Soon they will enjoy a 49 percent voter turnout like us. (Patriotic music comes to a screeching halt.)

Only a 49-percent voter turnout you ask? I'm sighing and nodding my head yes. In the 1996 presidential election, We the People of the United States of America allowed only 49 percent of eligible voters to determine who would lead our country. Ninety-six million determined who would be the Head of State for almost 270 million citizens. Doesn't seem much like democracy. Seems more like "don't care-cracy."

As I watched CNN as the events unfolded in Serbia last week, I felt a bit embarrassed. Those Serbs really seem to care about democracy, I thought to myself. Look at the passion! Didn't we once have that sort of love for democracy?

It does seem like we had that passion at one point. According to that Mel Gibson movie from this summer, I'm pretty sure we went to war with the British over democracy a couple of centuries ago. And according to that movie Tom Hanks was in two summers ago, didn't the world go to war over tyranny only 50 years ago?

We Americans claim to love democracy. We will go to war over it, and many of us will die over it. So why then will so few of us participate in it? How can we be so painfully apathetic about participating in something that we claim to hold so dear?

What the hell is going on?

A friend of mine told me that he might not vote in the upcoming election, because no matter who gets elected, his life would not be affected.

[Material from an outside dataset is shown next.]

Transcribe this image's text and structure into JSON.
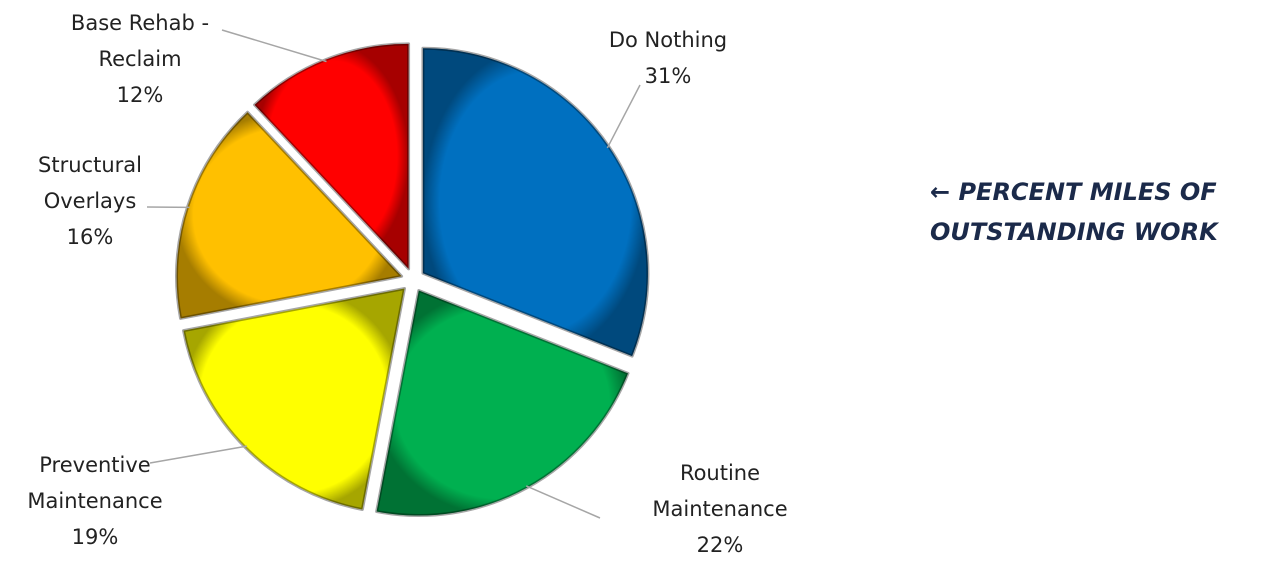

Booyah! I said. I found the source of the apathy!

The people of Serbia acted with such passion because they saw their choice as being one between a tyrant and the people. We see our choice as one between a guy who wears a red tie and a slightly taller guy who wears a red tie, neither one of whom will take away our rights to watch Nash Bridges, buy Pokémon products, or in any other way hinder our individual pursuit of happiness.

We feel that the American democratic process works so well, we can switch on the autopilot, lean back and take a nap.

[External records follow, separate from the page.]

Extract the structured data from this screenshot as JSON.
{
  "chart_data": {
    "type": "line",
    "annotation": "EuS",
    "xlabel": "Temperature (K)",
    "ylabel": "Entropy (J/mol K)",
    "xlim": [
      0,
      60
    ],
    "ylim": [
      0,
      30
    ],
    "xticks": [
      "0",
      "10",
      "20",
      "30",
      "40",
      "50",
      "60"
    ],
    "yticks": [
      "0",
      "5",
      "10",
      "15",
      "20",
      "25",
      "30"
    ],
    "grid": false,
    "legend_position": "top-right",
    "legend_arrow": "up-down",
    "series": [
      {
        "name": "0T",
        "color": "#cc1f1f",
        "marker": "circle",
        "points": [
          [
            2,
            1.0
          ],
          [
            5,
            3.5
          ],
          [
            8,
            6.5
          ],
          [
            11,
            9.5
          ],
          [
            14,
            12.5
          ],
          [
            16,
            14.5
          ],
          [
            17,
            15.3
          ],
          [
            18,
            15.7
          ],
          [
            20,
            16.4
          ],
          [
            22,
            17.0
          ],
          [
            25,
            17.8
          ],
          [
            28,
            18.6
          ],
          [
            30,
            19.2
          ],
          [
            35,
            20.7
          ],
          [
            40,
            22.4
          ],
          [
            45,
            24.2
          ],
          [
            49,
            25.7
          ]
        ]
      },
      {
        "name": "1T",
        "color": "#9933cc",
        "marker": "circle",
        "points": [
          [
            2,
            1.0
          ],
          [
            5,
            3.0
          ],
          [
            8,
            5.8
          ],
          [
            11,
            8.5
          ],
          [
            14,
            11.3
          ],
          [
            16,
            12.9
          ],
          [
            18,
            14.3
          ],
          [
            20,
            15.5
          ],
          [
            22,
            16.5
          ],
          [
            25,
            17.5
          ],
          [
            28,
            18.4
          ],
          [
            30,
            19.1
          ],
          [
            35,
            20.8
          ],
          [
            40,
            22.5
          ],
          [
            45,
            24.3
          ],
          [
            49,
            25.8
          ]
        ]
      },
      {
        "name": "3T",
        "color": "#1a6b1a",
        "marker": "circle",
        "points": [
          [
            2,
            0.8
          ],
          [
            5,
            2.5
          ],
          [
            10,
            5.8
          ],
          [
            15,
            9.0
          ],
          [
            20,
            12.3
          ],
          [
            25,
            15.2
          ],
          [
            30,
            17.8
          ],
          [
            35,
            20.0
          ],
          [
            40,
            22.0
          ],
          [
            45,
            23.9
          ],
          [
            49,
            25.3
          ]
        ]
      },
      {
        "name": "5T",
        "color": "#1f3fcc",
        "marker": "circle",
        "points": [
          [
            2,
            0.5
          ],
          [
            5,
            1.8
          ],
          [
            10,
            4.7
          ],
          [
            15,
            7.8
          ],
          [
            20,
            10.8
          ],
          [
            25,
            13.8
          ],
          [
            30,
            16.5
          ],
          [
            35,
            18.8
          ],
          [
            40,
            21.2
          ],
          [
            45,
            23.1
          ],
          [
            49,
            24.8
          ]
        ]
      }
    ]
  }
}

Since the process seems to take care of itself, we feel that we can afford the apathy. The system won't crumble even though the majority of us don't care or aren't excessively involved with it. A quirky type of democracy, but it's working for the time being, right?

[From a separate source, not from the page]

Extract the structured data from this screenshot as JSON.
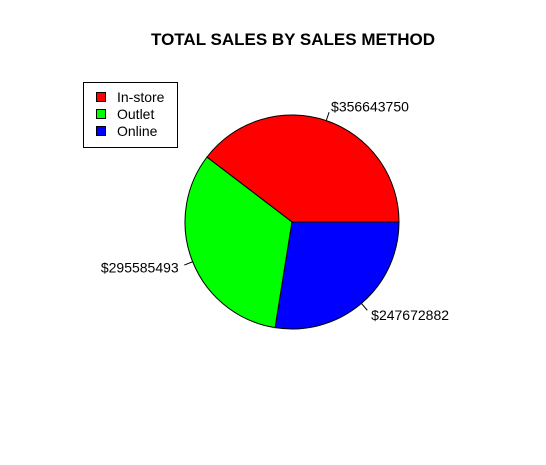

For the time being, yes, it is working. But we're napping on a slippery slope. As voter turnout wanes with each successive election, fewer and fewer of us are electing our president. As we continue to nap, voter turnout will eventually be so low that radical fringe candidates could be able to come in and nab the presidency with minimal popular consent.

In light of the recent paucity of voter turnout, the most important issue of the upcoming election may not be Medicare reform, prescription drugs or tax cuts, but rather whether anyone actually shows up at the polls.

So let's take a cue from the revolution in Serbia and realize that it is possible to get excited about democracy, and not only in a "MATH IS FUN!" sort of way.

Or else we'll wake up from our nap only to find that we've elected our very own American Slobe-dogg.